Keine Frage: Eine Erneuerung des EU-Saatgutrechts ist vor dem Hintergrund des europäischen Green Deals und der Biodiversitätsstrategie sinnvoll. Das sehen auch die Vertreter einer kleinbäuerlichen und ökologischen Landwirtschaft so: In einem Ende Mai veröffentlichen Brief an die zuständigen EU-Kommissar*innen unterstützten 38 Organisationen aus den Bereichen Landwirtschaft und Saatgut eine Reform. Ihr Wunsch: Kleinbäuerliche und ökologische Saatgutsysteme müssten durch die neuen Richtlinien abgesichert; ihre Rechte gegenüber der Agrarindustrie gestärkt werden. Eine größere genetische Kulturpflanzenvielfalt mache die Landwirtschaft klimaresilienter. Sorten, die an ökologische Anbausysteme adaptiert sind, benötigten weniger Pestizide, so die Argumentation.
Der Fokus des vorgelegten Gesetzesentwurfs geht jedoch in eine andere Richtung. Im Grundsatz bleiben die derzeitigen Rechtsvorschriften für die Produktion und Vermarktung von Saatgut bestehen. Anstrengungen für mehr Biodiversität sind nicht in Sicht; die Bevorzugung industrieller Hybridsorten gegenüber regionalen Züchtungen und alten Sorten wird zementiert. Der „Dachverband Kulturpflanzen- und Nutztiervielfalt“ forderte die Regierungen der EU-Mitgliedsstaaten deshalb auf, den Reformvorschlag zurückzuweisen.
„Dass die EU-Kommission ihre Gesetzesvorschläge unter dem Green Deal als eine ‚nachhaltigere Nutzung der natürlichen Ressourcen von Pflanzen und Böden’ vorstellt, wirkt wie ein schlechter Witz“, kommentierte Martin Häusling, agrarpolitischer Sprecher der Grünen im EU-Parlament, den Entwurf der Kommission.

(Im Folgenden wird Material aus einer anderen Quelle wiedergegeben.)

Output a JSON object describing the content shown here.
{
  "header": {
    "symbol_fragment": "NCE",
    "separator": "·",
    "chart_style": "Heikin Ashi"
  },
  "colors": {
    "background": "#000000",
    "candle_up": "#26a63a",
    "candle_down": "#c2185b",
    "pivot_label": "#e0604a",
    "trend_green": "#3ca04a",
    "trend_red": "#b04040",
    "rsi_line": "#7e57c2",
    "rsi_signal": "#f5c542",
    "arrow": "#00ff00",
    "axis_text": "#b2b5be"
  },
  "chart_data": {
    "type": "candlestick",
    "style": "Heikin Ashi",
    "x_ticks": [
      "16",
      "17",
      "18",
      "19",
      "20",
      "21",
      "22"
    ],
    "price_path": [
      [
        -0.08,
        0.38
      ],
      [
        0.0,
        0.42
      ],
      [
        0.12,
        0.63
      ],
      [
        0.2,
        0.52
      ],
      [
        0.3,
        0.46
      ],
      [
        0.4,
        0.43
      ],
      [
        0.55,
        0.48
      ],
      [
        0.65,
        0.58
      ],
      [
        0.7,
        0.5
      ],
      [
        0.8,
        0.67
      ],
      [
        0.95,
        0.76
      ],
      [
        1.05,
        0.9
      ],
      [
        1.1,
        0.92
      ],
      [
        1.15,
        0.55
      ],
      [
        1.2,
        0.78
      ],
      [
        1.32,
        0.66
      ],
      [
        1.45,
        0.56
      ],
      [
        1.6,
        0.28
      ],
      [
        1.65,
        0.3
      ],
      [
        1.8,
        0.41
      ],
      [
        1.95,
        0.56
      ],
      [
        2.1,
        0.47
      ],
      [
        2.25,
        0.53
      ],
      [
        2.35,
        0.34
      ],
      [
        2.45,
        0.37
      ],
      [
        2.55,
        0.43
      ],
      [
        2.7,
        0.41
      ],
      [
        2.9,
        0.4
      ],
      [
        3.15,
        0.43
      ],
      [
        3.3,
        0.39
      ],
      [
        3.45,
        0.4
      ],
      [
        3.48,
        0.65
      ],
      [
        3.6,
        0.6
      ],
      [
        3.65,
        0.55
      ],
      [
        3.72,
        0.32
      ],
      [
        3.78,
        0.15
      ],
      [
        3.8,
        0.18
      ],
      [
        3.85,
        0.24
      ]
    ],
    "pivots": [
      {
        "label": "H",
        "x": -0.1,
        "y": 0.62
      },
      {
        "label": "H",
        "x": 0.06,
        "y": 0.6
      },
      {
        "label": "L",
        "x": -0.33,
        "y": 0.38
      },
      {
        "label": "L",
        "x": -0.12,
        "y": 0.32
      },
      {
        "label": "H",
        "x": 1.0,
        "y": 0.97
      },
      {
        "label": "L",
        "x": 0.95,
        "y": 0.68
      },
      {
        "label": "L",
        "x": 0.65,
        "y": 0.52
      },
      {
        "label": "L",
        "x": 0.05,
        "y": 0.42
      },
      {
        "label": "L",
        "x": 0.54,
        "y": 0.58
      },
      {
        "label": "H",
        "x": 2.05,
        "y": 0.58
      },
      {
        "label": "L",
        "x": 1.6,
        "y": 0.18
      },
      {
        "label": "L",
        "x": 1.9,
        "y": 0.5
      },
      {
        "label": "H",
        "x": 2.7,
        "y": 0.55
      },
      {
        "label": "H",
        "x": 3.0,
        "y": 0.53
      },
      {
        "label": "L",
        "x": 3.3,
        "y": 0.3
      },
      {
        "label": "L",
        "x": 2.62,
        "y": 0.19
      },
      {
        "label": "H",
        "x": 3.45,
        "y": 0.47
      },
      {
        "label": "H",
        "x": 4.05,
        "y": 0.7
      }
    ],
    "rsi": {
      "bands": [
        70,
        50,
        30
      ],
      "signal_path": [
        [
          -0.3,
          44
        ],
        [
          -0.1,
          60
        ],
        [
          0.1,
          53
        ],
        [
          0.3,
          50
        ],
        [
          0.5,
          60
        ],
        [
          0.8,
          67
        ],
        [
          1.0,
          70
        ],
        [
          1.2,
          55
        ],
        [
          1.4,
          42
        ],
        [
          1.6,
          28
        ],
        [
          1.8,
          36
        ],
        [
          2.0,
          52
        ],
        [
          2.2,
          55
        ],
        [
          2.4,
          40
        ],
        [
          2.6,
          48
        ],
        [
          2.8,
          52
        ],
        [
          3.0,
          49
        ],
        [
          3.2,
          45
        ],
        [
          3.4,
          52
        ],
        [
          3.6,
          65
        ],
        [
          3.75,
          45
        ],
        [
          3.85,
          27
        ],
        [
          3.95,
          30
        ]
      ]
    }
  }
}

Weniger Verwaltung, mehr Technik
Der Entwurf zur Reform des EU-Saatgutrechts ist Teil eines Pakets von mehreren Gesetzesinitiativen unter dem Titel „Nachhaltige Nutzung natürlicher Ressourcen“ (Vorschlag neue Gentechnik hier sowie zu Lebensmittelverschwendung, Textilabfällen, Bodenschutz).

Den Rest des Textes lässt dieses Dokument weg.